Salient to Investors:

Beijing’s strict property curbs are forcing up rents for 7.7 million residents originally from outside of the city who are blocked from buying a home.

Bacic & 5i5j say average rents in Beijing have risen 23 percent since 2010, as demand for rentals surged 82 percent – college graduates and migrant workers are suffering the most. SouFun said while Beijing’s home prices rose 4.9 percent.

Wang Zhenyu at China University of Political Science and Law said the rules are unfair and will deepen xenophobia toward non-locals.

Qu Anxin at Centaline said rents will keep rising, and at a faster pace in 2013 than in 2012, especially after the government’s new curbs. Centaline said Shanghai rents rose 6.5 percent in 2012 and 8.4 percent in 2011. Qu said returns on rental homes remain below the 3 percent deposit rate benchmark in the biggest cities such as Beijing, Shanghai and Shenzhen, restricting investment and supply in rental homes.

Shen Jian-guang at Mizuho Securities Asia said the government should rethink its property policy because home prices have barely been curbed, and the real demand for housing can’t be constrained.

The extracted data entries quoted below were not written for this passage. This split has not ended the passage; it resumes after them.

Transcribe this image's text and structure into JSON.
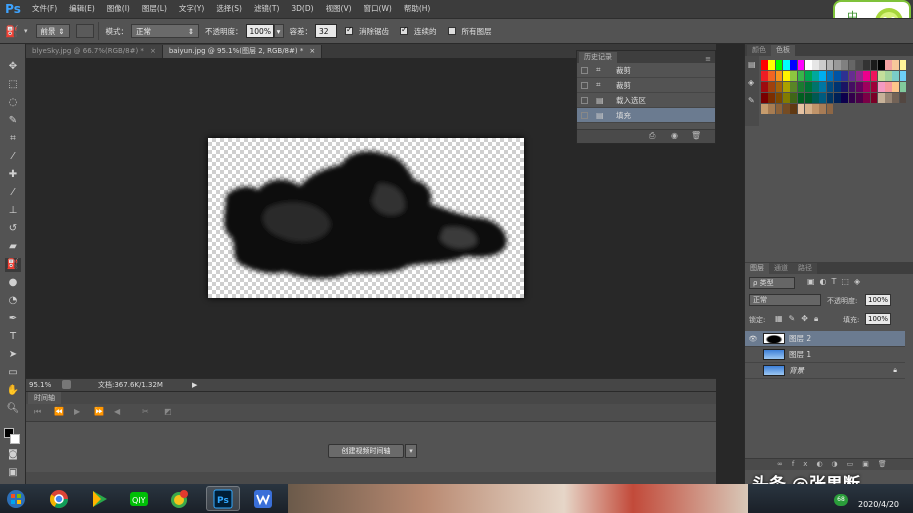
{
  "app": {
    "name": "Ps"
  },
  "menu": [
    "文件(F)",
    "编辑(E)",
    "图像(I)",
    "图层(L)",
    "文字(Y)",
    "选择(S)",
    "滤镜(T)",
    "3D(D)",
    "视图(V)",
    "窗口(W)",
    "帮助(H)"
  ],
  "options": {
    "fill_source": "前景",
    "mode_label": "模式：",
    "mode_value": "正常",
    "opacity_label": "不透明度：",
    "opacity_value": "100%",
    "tolerance_label": "容差：",
    "tolerance_value": "32",
    "antialias_label": "消除锯齿",
    "contiguous_label": "连续的",
    "all_layers_label": "所有图层",
    "antialias_checked": true,
    "contiguous_checked": true,
    "all_layers_checked": false
  },
  "doc_tabs": [
    {
      "label": "blyeSky.jpg @ 66.7%(RGB/8#) *",
      "active": false
    },
    {
      "label": "baiyun.jpg @ 95.1%(图层 2, RGB/8#) *",
      "active": true
    }
  ],
  "status": {
    "zoom": "95.1%",
    "doc_info": "文档:367.6K/1.32M"
  },
  "timeline": {
    "title": "时间轴",
    "create_button": "创建视频时间轴"
  },
  "history": {
    "title": "历史记录",
    "items": [
      {
        "label": "裁剪",
        "icon": "crop",
        "selected": false
      },
      {
        "label": "裁剪",
        "icon": "crop",
        "selected": false
      },
      {
        "label": "载入选区",
        "icon": "doc",
        "selected": false
      },
      {
        "label": "填充",
        "icon": "doc",
        "selected": true
      }
    ]
  },
  "swatches_panel": {
    "tabs": [
      "颜色",
      "色板"
    ]
  },
  "layers_panel": {
    "tabs": [
      "图层",
      "通道",
      "路径"
    ],
    "filter_label": "ρ 类型",
    "blend_mode": "正常",
    "opacity_label": "不透明度:",
    "opacity_value": "100%",
    "lock_label": "锁定:",
    "fill_label": "填充:",
    "fill_value": "100%",
    "layers": [
      {
        "name": "图层 2",
        "visible": true,
        "selected": true,
        "thumb": "cloud-black"
      },
      {
        "name": "图层 1",
        "visible": false,
        "selected": false,
        "thumb": "sky"
      },
      {
        "name": "背景",
        "visible": false,
        "selected": false,
        "thumb": "sky",
        "locked": true
      }
    ]
  },
  "watermark": {
    "text": "头条 @张果断"
  },
  "clock": {
    "date": "2020/4/20"
  },
  "badge": {
    "text": "中"
  },
  "colors": {
    "accent": "#3ea3ff",
    "selection": "#6b7b90",
    "panel": "#535353",
    "bg": "#282828"
  }
}
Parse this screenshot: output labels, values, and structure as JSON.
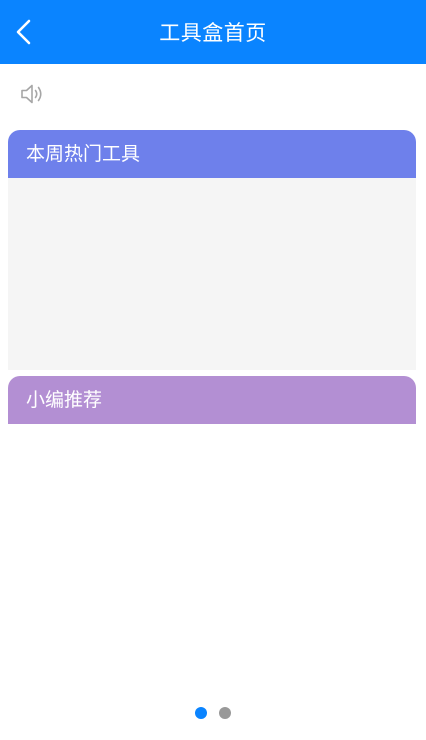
{
  "header": {
    "title": "工具盒首页",
    "back_icon": "chevron-left-icon",
    "background_color": "#0a84ff"
  },
  "announcement": {
    "icon": "speaker-icon"
  },
  "sections": {
    "hot_tools": {
      "title": "本周热门工具",
      "color": "#6e80eb"
    },
    "editor_picks": {
      "title": "小编推荐",
      "color": "#b38fd3"
    }
  },
  "pager": {
    "page_count": 2,
    "active_index": 0,
    "active_color": "#0a84ff",
    "inactive_color": "#999999"
  }
}
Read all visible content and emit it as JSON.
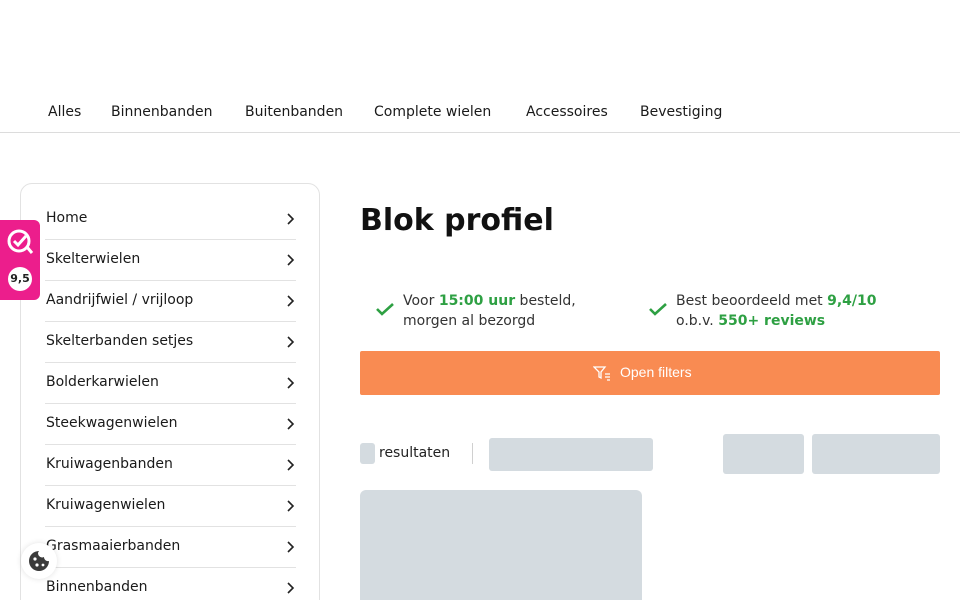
{
  "topnav": {
    "tabs": [
      {
        "label": "Alles"
      },
      {
        "label": "Binnenbanden"
      },
      {
        "label": "Buitenbanden"
      },
      {
        "label": "Complete wielen"
      },
      {
        "label": "Accessoires"
      },
      {
        "label": "Bevestiging"
      }
    ]
  },
  "sidebar": {
    "categories": [
      {
        "label": "Home"
      },
      {
        "label": "Skelterwielen"
      },
      {
        "label": "Aandrijfwiel / vrijloop"
      },
      {
        "label": "Skelterbanden setjes"
      },
      {
        "label": "Bolderkarwielen"
      },
      {
        "label": "Steekwagenwielen"
      },
      {
        "label": "Kruiwagenbanden"
      },
      {
        "label": "Kruiwagenwielen"
      },
      {
        "label": "Grasmaaierbanden"
      },
      {
        "label": "Binnenbanden"
      }
    ]
  },
  "rating_badge": {
    "score": "9,5",
    "color": "#ec1e8c"
  },
  "main": {
    "title": "Blok profiel",
    "usps": [
      {
        "pre": "Voor ",
        "highlight": "15:00 uur",
        "post": " besteld,",
        "line2_pre": "morgen al bezorgd",
        "line2_highlight": "",
        "icon": "check-icon"
      },
      {
        "pre": "Best beoordeeld met ",
        "highlight": "9,4/10",
        "post": "",
        "line2_pre": "o.b.v. ",
        "line2_highlight": "550+ reviews",
        "icon": "check-icon"
      }
    ],
    "filter_button": {
      "label": "Open filters",
      "color": "#f98b52",
      "icon": "filter-icon"
    },
    "results": {
      "label": "resultaten"
    }
  },
  "colors": {
    "accent_green": "#2ea043",
    "placeholder": "#d4dbe0"
  }
}
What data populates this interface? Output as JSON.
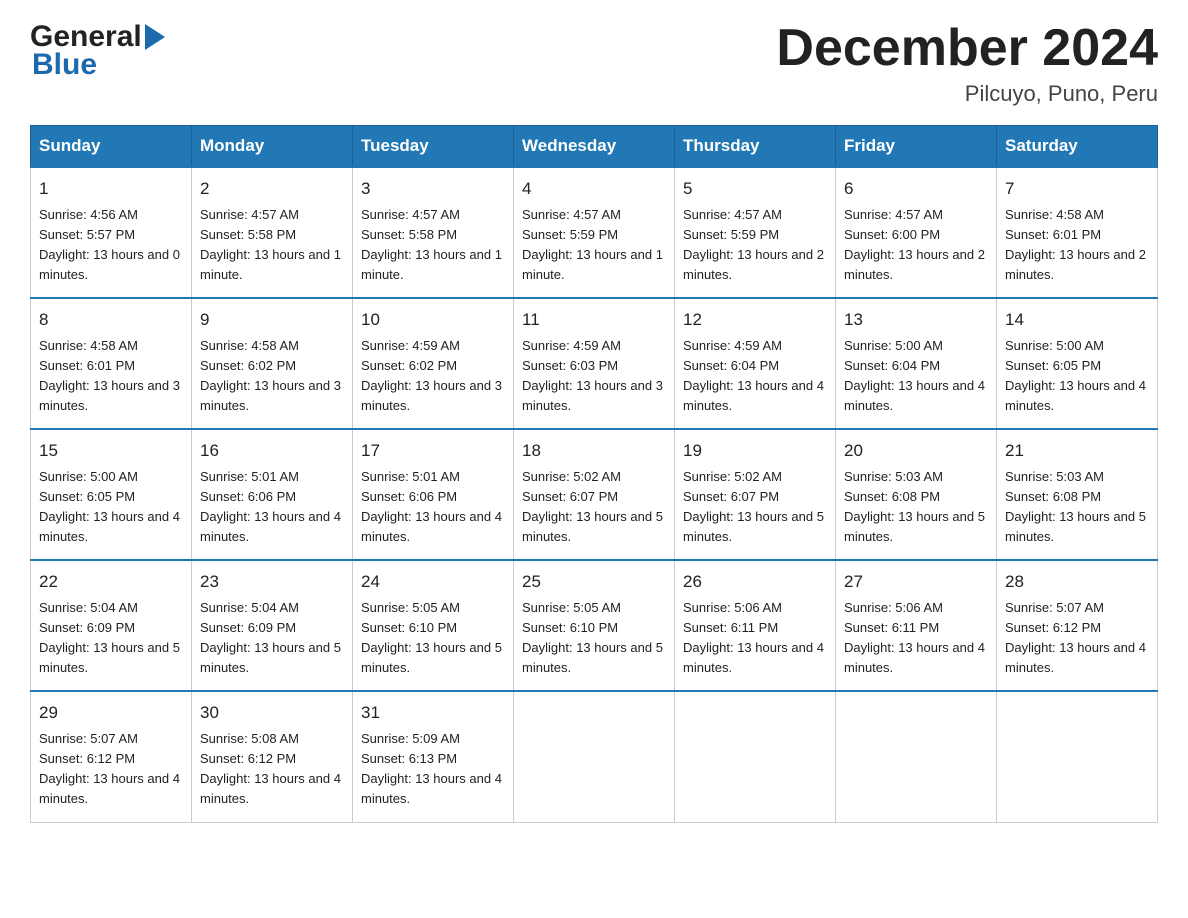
{
  "header": {
    "logo_general": "General",
    "logo_blue": "Blue",
    "title": "December 2024",
    "subtitle": "Pilcuyo, Puno, Peru"
  },
  "days_of_week": [
    "Sunday",
    "Monday",
    "Tuesday",
    "Wednesday",
    "Thursday",
    "Friday",
    "Saturday"
  ],
  "weeks": [
    [
      {
        "day": "1",
        "sunrise": "4:56 AM",
        "sunset": "5:57 PM",
        "daylight": "13 hours and 0 minutes."
      },
      {
        "day": "2",
        "sunrise": "4:57 AM",
        "sunset": "5:58 PM",
        "daylight": "13 hours and 1 minute."
      },
      {
        "day": "3",
        "sunrise": "4:57 AM",
        "sunset": "5:58 PM",
        "daylight": "13 hours and 1 minute."
      },
      {
        "day": "4",
        "sunrise": "4:57 AM",
        "sunset": "5:59 PM",
        "daylight": "13 hours and 1 minute."
      },
      {
        "day": "5",
        "sunrise": "4:57 AM",
        "sunset": "5:59 PM",
        "daylight": "13 hours and 2 minutes."
      },
      {
        "day": "6",
        "sunrise": "4:57 AM",
        "sunset": "6:00 PM",
        "daylight": "13 hours and 2 minutes."
      },
      {
        "day": "7",
        "sunrise": "4:58 AM",
        "sunset": "6:01 PM",
        "daylight": "13 hours and 2 minutes."
      }
    ],
    [
      {
        "day": "8",
        "sunrise": "4:58 AM",
        "sunset": "6:01 PM",
        "daylight": "13 hours and 3 minutes."
      },
      {
        "day": "9",
        "sunrise": "4:58 AM",
        "sunset": "6:02 PM",
        "daylight": "13 hours and 3 minutes."
      },
      {
        "day": "10",
        "sunrise": "4:59 AM",
        "sunset": "6:02 PM",
        "daylight": "13 hours and 3 minutes."
      },
      {
        "day": "11",
        "sunrise": "4:59 AM",
        "sunset": "6:03 PM",
        "daylight": "13 hours and 3 minutes."
      },
      {
        "day": "12",
        "sunrise": "4:59 AM",
        "sunset": "6:04 PM",
        "daylight": "13 hours and 4 minutes."
      },
      {
        "day": "13",
        "sunrise": "5:00 AM",
        "sunset": "6:04 PM",
        "daylight": "13 hours and 4 minutes."
      },
      {
        "day": "14",
        "sunrise": "5:00 AM",
        "sunset": "6:05 PM",
        "daylight": "13 hours and 4 minutes."
      }
    ],
    [
      {
        "day": "15",
        "sunrise": "5:00 AM",
        "sunset": "6:05 PM",
        "daylight": "13 hours and 4 minutes."
      },
      {
        "day": "16",
        "sunrise": "5:01 AM",
        "sunset": "6:06 PM",
        "daylight": "13 hours and 4 minutes."
      },
      {
        "day": "17",
        "sunrise": "5:01 AM",
        "sunset": "6:06 PM",
        "daylight": "13 hours and 4 minutes."
      },
      {
        "day": "18",
        "sunrise": "5:02 AM",
        "sunset": "6:07 PM",
        "daylight": "13 hours and 5 minutes."
      },
      {
        "day": "19",
        "sunrise": "5:02 AM",
        "sunset": "6:07 PM",
        "daylight": "13 hours and 5 minutes."
      },
      {
        "day": "20",
        "sunrise": "5:03 AM",
        "sunset": "6:08 PM",
        "daylight": "13 hours and 5 minutes."
      },
      {
        "day": "21",
        "sunrise": "5:03 AM",
        "sunset": "6:08 PM",
        "daylight": "13 hours and 5 minutes."
      }
    ],
    [
      {
        "day": "22",
        "sunrise": "5:04 AM",
        "sunset": "6:09 PM",
        "daylight": "13 hours and 5 minutes."
      },
      {
        "day": "23",
        "sunrise": "5:04 AM",
        "sunset": "6:09 PM",
        "daylight": "13 hours and 5 minutes."
      },
      {
        "day": "24",
        "sunrise": "5:05 AM",
        "sunset": "6:10 PM",
        "daylight": "13 hours and 5 minutes."
      },
      {
        "day": "25",
        "sunrise": "5:05 AM",
        "sunset": "6:10 PM",
        "daylight": "13 hours and 5 minutes."
      },
      {
        "day": "26",
        "sunrise": "5:06 AM",
        "sunset": "6:11 PM",
        "daylight": "13 hours and 4 minutes."
      },
      {
        "day": "27",
        "sunrise": "5:06 AM",
        "sunset": "6:11 PM",
        "daylight": "13 hours and 4 minutes."
      },
      {
        "day": "28",
        "sunrise": "5:07 AM",
        "sunset": "6:12 PM",
        "daylight": "13 hours and 4 minutes."
      }
    ],
    [
      {
        "day": "29",
        "sunrise": "5:07 AM",
        "sunset": "6:12 PM",
        "daylight": "13 hours and 4 minutes."
      },
      {
        "day": "30",
        "sunrise": "5:08 AM",
        "sunset": "6:12 PM",
        "daylight": "13 hours and 4 minutes."
      },
      {
        "day": "31",
        "sunrise": "5:09 AM",
        "sunset": "6:13 PM",
        "daylight": "13 hours and 4 minutes."
      },
      null,
      null,
      null,
      null
    ]
  ]
}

The Chinese Academy of Social Sciences said 230 million people moved to cities from 2000 to 2011, the biggest urbanization in history.

Wei Li et al at Standard Chartered said the rent surge is not fully reflected in China’s inflation data because rental costs are underweighted in the official consumer prices basket, which is based on mortgage costs rather than actual rents.